Agora, quatro anos depois, o sentimento e a expectativa foram os mesmos, senão maiores.  A campanha foi dura, sofrida, apertada.  Primeiro debate perdido, ataques contínuos que se repetiam.  O olhar preocupado de Michelle perscrutando o rosto cansado do marido trazendo maus presságios. E os números, os números.  As percentagens mínimas fazendo diferenças que pareciam enganosas e davam mais medo que esperança.  O furacão Sandy abatendo-se sobre Nova York, acabando com a eletricidade, deixando os eleitores isolados e sem poder votar.  

Mas, quando a contagem começou, o alívio tomou conta dos corações e pulmões.  E Obama subiu mais uma vez no palanque de Chicago para dar “forward” – adiante! Para a frente! – nas expectativas de milhões de cidadãos que confiaram nele e apostaram na continuidade de seu governo.  

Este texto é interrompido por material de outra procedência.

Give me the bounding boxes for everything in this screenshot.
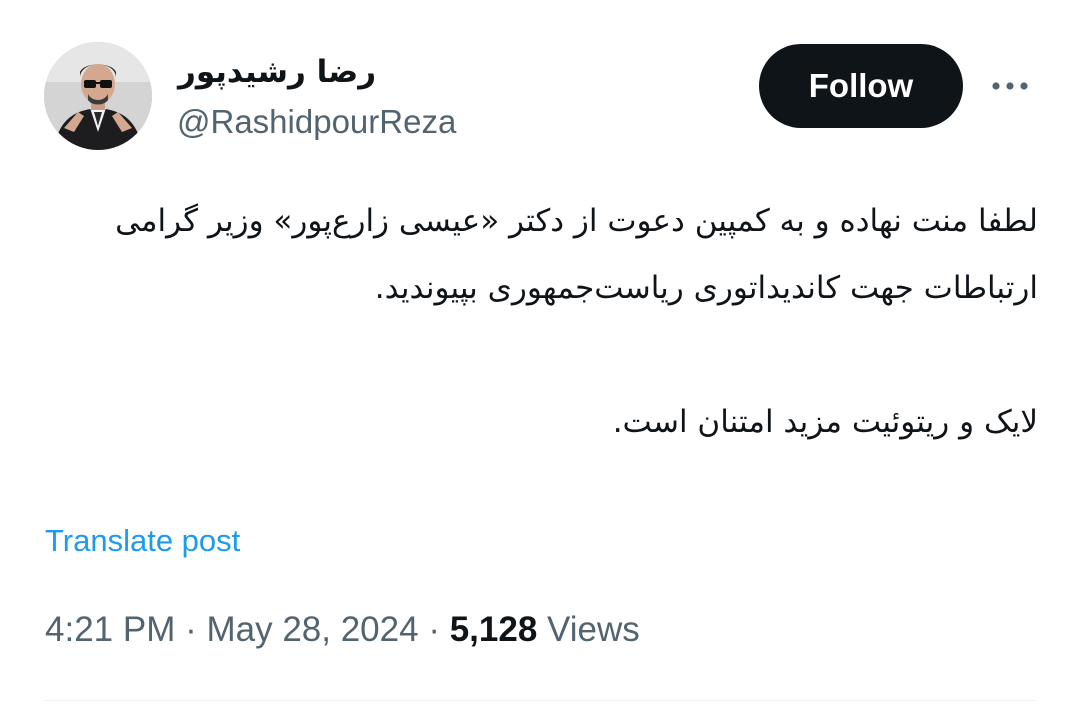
divider bbox=[44, 700, 1036, 701]
views-label: Views bbox=[547, 610, 640, 649]
tweet-text: لطفا منت نهاده و به کمپین دعوت از دکتر «… bbox=[40, 188, 1038, 456]
meta-separator: · bbox=[428, 610, 440, 649]
display-name[interactable]: رضا رشیدپور bbox=[178, 54, 376, 90]
tweet-meta: 4:21 PM · May 28, 2024 · 5,128 Views bbox=[45, 610, 640, 650]
follow-button[interactable]: Follow bbox=[759, 44, 963, 128]
avatar-photo bbox=[44, 42, 152, 150]
tweet-date[interactable]: May 28, 2024 bbox=[206, 610, 418, 649]
user-handle[interactable]: @RashidpourReza bbox=[177, 103, 456, 141]
meta-separator: · bbox=[185, 610, 197, 649]
avatar[interactable] bbox=[44, 42, 152, 150]
views-count: 5,128 bbox=[449, 610, 538, 649]
tweet-paragraph: لطفا منت نهاده و به کمپین دعوت از دکتر «… bbox=[115, 203, 1038, 306]
more-horizontal-icon bbox=[992, 82, 1028, 90]
translate-post-link[interactable]: Translate post bbox=[45, 523, 240, 559]
more-button[interactable] bbox=[986, 66, 1034, 106]
tweet-card: رضا رشیدپور @RashidpourReza Follow لطفا … bbox=[0, 0, 1080, 708]
tweet-time[interactable]: 4:21 PM bbox=[45, 610, 175, 649]
follow-button-label: Follow bbox=[808, 67, 914, 104]
tweet-paragraph: لایک و ریتوئیت مزید امتنان است. bbox=[612, 404, 1038, 440]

Escolha mais importante porque mais consciente essa de agora do que a de quatro anos atrás.  Verdadeira eleição no sentido de escolha de uma opção para deixar de lado as outras.  Os estadunidenses agora já conhecem seu presidente.  Para o bem e para o mal.  Alegraram-se com seu carisma e inteligência, e com a harmonia transmitida por sua relação com a esposa e a família.  Comemoraram algumas das magras conquistas que conseguiu sob as mais diversas pressões.  

Igualmente decepcionaram-se com o que pareceu ser sua pouca firmeza quanto a questões espinhosas como a saúde pública e a volta das tropas do Oriente Médio. Nem todos terão apreciado a maneira como foi capturado e morto Osama Bin Laden. Ou as posições do presidente sobre o aborto.  E sobre o matrimonio gay  

No entanto, alguns destes, muitos votaram nele.  Porque reconheceram que, apesar de todas as decepções, a outra escolha seria nitidamente pior.  Escolheram dar a Barack Obama a oportunidade de levar adiante o positivo trabalho de governo iniciado e que precisa de tempo para amadurecer.  

E, apesar de todas as pressões, os ataques, as incertezas, deram seu voto ao presidente negro, que ficará mais quatro anos na Casa Branca. E os que votaram e os que acompanharam de longe esta eleição que influi nos destinos de todos os habitantes do planeta continuam torcendo e rezando.  

Ficam esperando, sobretudo, que o olhar de Obama se volte para aqueles que novamente o colocaram onde está por quatro anos mais.  Ele sabe que não foi eleito pelos brancos WASP.  Foi eleito pelas minorias: pelos latinos, que desejam não sofrer mais com deportações injustas; pela comunidade afro-americana, que reitera seu apoio a esse que é de sua raça; pelas mulheres, que seguramente gostaram de vê-lo ao lado de Michelle e apostaram no novo que ele traz; pelos jovens,  que são a esperança de um país que tem tão tremendo potencial, mas ao mesmo tempo tão imensas dificuldades em levar adiante sua utopia livre e democrática.  

Espera-se que Obama governe para as minorias,  que, na verdade, já se tornam maioria, como demonstra sua eleição.  Espera-se que o presidente reeleito mostre ao mundo que os EUA de hoje não são mais a terra do Kukluxklan, do enriquecimento irresponsável e do preconceito contra outras culturas e raças.   

A América para os americanos, dizia um velho refrão branco.  Agora, com a reeleição de Obama, isso se repete.  Com a diferença de que sabemos quem são os americanos: são os latinos, os afrodescendentes, as mulheres, os jovens, os “diferentes” de todo tipo que mudaram o rosto desse país continente tão fascinante, mas tão conflitivo e contraditório. Para eles e com eles espera-se que aconteça o segundo governo de Obama.